Die Rohölmärkte und der zum Wochenende erneut eingebrochene Euro wirkten gemeinsam gegen die Heizölkunden. Die Zeiten der Tiefststände scheinen vorbei zu sein.

Nordsee-Öl Brent kostet derzeit 58,59 US-Dollar und die US-Sorte WTI 51,86 Dollar. Die Preise beider Ölsorten haben im Augenblick den Rückwärtsgang eingelegt und ließen in den ersten Morgenstunden des Montags um knapp -0,6 bzw. -0,4 Prozent nach.

Der Gemeinschaftswährung Euro wird es in den kommenden Tagen und Wochen noch schwer gemacht. Am Wochenende hielt die neue Führung in Griechenland ihre erste offizielle Regierungserklärung ab und die Botschaf ist eindeutig. Es wird nach den Worten des Regierungs-Chefs Alexis Tsipras kein Zurück zum Sparprogramm a lá Troika mehr geben. Die Wahlversprechen werden umgesetzt und man benötige „nur“ eine Überbrückungszeit bis zu den gewünschten Einigungen mit den Gläubigern. Die Eurogruppe setzte Athen die Pistole auf die Brust mit der einfachen Wahl zwischen Rückkehr zu den Sparmaßnahmen oder Geld-Stopp.

Griechenland rückt dem Austritt aus der Eurozone („Grexit“) immer näher. Ein Fall, der von den Planern der Währungsgemeinschaft nicht vorgesehen, geschweige per Check-Liste vorbereitet wurde. So kopf- und ratlos Brüssel nun zu agieren scheint, so unsicher ist auch die Fortsetzung des Eurokurses gegenüber den „Rest der Welt“, vornehmlich dem US-Dollar.

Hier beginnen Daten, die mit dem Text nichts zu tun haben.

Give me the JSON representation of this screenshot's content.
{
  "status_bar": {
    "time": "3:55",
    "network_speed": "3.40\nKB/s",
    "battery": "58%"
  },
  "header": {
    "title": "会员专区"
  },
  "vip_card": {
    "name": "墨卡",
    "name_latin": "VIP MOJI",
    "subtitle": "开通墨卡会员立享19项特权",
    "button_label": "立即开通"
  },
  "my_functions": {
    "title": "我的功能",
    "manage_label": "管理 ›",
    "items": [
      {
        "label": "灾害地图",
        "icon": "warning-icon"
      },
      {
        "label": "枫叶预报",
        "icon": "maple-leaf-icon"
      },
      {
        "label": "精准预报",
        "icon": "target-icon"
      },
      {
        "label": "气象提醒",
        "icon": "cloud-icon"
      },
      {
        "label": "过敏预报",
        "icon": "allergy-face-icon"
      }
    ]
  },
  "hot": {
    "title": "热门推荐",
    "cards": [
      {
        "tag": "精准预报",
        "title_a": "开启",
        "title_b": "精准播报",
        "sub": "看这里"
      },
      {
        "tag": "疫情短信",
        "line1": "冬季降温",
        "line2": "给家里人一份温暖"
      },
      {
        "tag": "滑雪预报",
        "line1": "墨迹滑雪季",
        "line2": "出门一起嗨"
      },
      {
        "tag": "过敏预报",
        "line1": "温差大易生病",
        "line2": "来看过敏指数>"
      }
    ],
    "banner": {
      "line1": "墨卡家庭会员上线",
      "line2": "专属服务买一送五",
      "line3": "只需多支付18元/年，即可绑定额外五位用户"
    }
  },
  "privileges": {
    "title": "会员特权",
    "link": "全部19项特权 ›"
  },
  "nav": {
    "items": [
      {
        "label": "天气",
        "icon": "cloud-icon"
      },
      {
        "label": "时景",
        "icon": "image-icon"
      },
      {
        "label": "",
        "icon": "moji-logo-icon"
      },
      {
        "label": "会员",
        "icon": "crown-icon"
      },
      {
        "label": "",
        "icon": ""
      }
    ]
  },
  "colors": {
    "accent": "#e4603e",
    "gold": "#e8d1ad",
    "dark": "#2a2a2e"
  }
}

Momentaufnahme der Rohöl- und Heizölpreise

Der Preis für die Rohölsorte Brent (Nordsee-Öl) fiel in den ersten Morgenstunden des Montags auf 58,59 Dollar pro Barrel (159 Liter) zurück. Heizöl kostete am Montagfrüh 61,88 Euro pro 100 Liter und somit um rund 0,90 Euro, bzw. 0,90 Franken mehr als noch am Vortag.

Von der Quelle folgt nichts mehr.